Story Contest 2017 #2 - Outstanding Stories (Sub-junior) » A Poem To Heal
“A Poem To Heal” is one of the outstanding stories of the second biannual International Short Story Contest 2017 written by Kayley Yip, Hong Kong.
A Poem To Heal
“Hi” My name is Chrissie, I have a disease called Cerebral Palsy. It limits my body but not my mind.
Growing up, I could not roll over, sit, crawl or walk as other children should at the age of 1. I had stiff muscles, poor coordination, and terrible control over my body. At the age of 7, I was finally enrolled in Washington Elementary School. And by the time I was 9, everyone at school labeled me the “naughty kid”. I didn’t want to be “naughty” but I just couldn't control myself. During classes, I shut my brain off because I knew that I would fail, that I was never going to be as good as the other kids in my class. I failed in my classes, I failed at making friends, and I failed at life. When I received a bad score on my tests, I would have tantrums over and over again. I was sent to the principal’s office like a million times about “controlling my behavior”. Loneliness built up in my heart.

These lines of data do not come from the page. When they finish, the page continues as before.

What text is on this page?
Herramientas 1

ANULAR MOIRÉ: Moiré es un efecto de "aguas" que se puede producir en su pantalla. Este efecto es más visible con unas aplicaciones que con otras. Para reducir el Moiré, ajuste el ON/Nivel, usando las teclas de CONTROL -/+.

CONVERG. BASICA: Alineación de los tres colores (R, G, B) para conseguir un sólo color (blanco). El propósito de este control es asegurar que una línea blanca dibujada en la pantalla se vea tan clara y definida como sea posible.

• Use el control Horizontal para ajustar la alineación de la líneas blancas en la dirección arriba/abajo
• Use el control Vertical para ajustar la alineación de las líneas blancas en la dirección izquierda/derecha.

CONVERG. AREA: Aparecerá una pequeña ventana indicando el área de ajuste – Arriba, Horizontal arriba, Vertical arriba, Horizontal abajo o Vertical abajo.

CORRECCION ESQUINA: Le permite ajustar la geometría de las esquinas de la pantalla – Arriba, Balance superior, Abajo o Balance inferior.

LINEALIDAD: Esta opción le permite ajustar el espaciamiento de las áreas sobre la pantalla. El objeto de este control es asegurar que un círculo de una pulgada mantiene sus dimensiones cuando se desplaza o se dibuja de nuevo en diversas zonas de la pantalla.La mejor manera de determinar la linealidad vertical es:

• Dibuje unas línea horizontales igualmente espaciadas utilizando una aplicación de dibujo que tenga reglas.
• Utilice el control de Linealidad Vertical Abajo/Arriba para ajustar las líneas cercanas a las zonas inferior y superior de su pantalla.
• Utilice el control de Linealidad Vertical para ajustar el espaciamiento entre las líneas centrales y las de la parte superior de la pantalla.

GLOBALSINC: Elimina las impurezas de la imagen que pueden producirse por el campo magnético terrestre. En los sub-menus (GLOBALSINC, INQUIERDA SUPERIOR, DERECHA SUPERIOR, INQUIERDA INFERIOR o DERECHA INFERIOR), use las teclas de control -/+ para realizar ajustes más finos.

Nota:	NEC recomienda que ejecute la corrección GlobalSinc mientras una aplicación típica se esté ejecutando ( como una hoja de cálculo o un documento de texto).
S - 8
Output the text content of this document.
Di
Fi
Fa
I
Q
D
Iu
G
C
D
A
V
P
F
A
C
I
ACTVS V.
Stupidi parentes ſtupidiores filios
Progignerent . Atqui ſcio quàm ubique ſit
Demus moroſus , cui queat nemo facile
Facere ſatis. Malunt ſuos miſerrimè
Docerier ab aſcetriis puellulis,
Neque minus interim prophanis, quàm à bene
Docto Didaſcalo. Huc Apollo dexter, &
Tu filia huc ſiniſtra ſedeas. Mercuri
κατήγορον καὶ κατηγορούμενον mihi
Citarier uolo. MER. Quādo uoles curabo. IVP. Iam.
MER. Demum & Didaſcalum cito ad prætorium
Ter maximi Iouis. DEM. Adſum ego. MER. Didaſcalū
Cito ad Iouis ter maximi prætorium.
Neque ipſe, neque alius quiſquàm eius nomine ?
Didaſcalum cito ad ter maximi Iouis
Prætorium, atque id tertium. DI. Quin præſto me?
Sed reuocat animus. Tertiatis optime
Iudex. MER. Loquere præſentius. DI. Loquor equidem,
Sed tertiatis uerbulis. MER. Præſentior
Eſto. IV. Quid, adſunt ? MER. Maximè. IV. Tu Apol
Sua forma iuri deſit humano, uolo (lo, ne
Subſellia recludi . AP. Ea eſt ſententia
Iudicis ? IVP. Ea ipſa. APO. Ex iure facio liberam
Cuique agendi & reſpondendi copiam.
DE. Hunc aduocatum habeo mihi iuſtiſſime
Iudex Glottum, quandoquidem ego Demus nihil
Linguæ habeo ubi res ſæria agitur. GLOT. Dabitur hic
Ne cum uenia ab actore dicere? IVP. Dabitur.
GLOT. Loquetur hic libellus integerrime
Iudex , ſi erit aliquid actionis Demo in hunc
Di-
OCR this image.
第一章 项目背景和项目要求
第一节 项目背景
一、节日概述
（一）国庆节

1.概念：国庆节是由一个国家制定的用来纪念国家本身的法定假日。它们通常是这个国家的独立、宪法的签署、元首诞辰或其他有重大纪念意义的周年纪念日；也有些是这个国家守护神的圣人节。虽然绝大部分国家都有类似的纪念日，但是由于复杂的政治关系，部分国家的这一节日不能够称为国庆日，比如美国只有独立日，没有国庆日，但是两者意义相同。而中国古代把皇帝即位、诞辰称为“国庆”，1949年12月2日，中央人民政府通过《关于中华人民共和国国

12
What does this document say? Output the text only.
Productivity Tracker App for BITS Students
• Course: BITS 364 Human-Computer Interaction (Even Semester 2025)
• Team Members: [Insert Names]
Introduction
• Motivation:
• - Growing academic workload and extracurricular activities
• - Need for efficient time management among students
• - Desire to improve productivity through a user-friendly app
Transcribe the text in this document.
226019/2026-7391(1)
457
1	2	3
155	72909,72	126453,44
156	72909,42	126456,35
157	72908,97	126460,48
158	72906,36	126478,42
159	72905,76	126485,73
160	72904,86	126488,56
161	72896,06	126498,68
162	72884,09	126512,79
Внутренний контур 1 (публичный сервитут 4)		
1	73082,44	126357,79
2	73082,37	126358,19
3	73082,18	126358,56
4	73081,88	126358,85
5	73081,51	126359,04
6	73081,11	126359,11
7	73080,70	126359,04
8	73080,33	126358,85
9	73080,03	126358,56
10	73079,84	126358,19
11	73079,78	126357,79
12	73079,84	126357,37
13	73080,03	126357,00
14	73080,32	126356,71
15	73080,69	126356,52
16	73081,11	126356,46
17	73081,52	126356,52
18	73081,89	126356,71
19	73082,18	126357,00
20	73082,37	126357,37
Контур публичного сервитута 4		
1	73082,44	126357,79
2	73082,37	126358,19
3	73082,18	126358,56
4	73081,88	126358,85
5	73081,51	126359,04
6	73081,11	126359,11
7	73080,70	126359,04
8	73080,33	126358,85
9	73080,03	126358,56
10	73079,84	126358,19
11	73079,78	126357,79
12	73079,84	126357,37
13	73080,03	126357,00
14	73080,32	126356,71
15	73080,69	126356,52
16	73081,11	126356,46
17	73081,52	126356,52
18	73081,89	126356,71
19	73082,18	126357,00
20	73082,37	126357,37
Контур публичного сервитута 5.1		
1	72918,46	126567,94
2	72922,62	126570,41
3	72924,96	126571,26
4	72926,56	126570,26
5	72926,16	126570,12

One day, in 5th grade when my 10th birthday came, my teacher started a poetry unit. I assumed it would be another subject I would fail in so I easily laid my head on the table, waiting for this to be over. But I guessed my teacher was fed up with me not paying attention in class, so she handed me a worksheet and urged me to do it. I looked up at her then back down at the piece of paper. I studied it for some time, picked up my pencil, held it like a weapon and began to work.
I felt like a new person entering a new world of poetry. Rhyming things- cat, bat, hat, chat, was like a kiss on the cheek from writing itself. The rhythm thudded steadily like a heartbeat. The imagery could be so vividly imagined in my mind. Words, sounds, phases, lines and verses were dancing and prancing around my body waiting to be released. Poetry wrapped its arms around me and lifted me up to its shoulders. I tried in classes and realized I could be smart in my own Chrissie way. I felt a flood of confidence spread through my body from head to toe like a release of energy that had been pent up for far too long. For the first time in my life, I felt like I am not sick anymore, I was healed by the power of passion for poetry.
Poetry is in me, within me, a part of me. It flows out of me like a river from the soul.